THE STABILITY PARADOX: A STUDY OF COGNITIVE DISSONANCE IN HIGH-LEVERAGE RETAIL RISK PREFERENCES
Abstract
This study aims to explore a widespread phenomenon among high-leverage retail investors in China’s futures market that can be termed a “stability paradox.” That is, investors express an extremely strong desire at the subjective level for “long-term stable profits” or even “financial freedom,” yet in actual trading they display highly risk-seeking behavior, such as taking oversized positions, stubbornly holding against the trend, and trading frequently. This behavioral pattern is characterized, in terms of mathematical expectation, by high variance and negative returns . Based on Huishang Futures Co., Ltd.’s 2019 client survey data (valid samples N = 773) and the “2021 National Futures Market Trader Status Survey Report” released by the China Futures Association (N = 6034), this paper adopts a mixed-methods approach that combines quantitative statistics and qualitative textual analysis to examine in depth the psychological mechanisms behind this “knowing–doing gap.”
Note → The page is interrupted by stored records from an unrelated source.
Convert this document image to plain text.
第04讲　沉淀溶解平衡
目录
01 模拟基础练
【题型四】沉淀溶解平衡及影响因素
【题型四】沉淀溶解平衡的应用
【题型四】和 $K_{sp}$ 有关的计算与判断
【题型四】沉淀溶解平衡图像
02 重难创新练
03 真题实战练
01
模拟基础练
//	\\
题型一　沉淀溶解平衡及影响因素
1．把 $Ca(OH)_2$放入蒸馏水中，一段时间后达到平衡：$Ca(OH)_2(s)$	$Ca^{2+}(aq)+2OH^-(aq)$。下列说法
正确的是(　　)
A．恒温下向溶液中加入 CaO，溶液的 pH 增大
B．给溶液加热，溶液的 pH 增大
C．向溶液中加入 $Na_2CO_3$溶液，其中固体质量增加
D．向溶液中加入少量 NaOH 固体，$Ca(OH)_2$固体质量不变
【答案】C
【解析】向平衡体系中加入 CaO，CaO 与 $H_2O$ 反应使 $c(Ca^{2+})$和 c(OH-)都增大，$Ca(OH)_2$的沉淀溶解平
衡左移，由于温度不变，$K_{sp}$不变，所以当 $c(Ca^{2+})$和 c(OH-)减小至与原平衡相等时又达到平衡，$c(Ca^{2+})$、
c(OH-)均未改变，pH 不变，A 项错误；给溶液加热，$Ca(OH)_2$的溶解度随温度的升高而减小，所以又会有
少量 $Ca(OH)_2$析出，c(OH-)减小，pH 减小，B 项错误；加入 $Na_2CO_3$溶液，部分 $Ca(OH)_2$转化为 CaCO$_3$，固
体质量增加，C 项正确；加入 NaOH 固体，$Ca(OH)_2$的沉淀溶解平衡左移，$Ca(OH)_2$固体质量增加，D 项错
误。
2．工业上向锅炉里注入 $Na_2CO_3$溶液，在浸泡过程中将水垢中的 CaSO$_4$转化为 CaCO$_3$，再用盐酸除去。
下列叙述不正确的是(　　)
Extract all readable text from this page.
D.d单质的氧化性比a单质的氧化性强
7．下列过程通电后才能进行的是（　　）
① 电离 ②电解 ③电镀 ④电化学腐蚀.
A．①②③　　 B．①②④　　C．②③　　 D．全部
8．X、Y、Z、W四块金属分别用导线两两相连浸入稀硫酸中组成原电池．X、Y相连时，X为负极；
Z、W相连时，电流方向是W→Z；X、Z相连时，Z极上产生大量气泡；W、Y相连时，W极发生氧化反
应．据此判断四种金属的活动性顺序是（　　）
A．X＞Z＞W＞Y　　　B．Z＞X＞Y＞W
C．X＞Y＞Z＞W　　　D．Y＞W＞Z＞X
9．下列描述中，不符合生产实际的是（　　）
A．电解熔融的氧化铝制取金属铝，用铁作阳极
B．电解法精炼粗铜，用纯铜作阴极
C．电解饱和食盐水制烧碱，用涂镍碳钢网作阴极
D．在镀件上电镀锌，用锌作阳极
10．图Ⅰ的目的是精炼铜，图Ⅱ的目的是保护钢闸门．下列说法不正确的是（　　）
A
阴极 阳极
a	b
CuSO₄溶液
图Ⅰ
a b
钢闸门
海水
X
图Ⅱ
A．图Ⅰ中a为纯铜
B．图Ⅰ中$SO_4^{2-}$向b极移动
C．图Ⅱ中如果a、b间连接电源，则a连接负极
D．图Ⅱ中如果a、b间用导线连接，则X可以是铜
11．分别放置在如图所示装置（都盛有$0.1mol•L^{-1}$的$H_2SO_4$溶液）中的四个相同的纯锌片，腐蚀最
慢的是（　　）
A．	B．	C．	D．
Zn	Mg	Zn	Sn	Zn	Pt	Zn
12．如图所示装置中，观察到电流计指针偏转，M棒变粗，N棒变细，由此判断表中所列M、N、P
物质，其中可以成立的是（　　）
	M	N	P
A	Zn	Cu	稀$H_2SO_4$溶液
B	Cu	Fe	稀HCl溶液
The study finds that 95.34% of respondents cognitively acknowledge that futures investing requires professional learning and strict rules. However, at the execution level, 46.05% of traders admit to “having a plan but being unable to execute it,” and 35.06% explicitly state that they “cannot stop loss in time.” Qualitative data further reveal that investors resort to “external attribution” (such as complaining about manipulation by large players or excessively high commissions) to alleviate the cognitive dissonance arising from violating their own trading discipline. This paper argues that high leverage not only amplifies asset price volatility but also greatly magnifies investors’ mental-accounting biases, causing them to fall into a vicious cycle of “pursuing (imagined) quick stability by adopting (in reality) extremely unstable strategies.”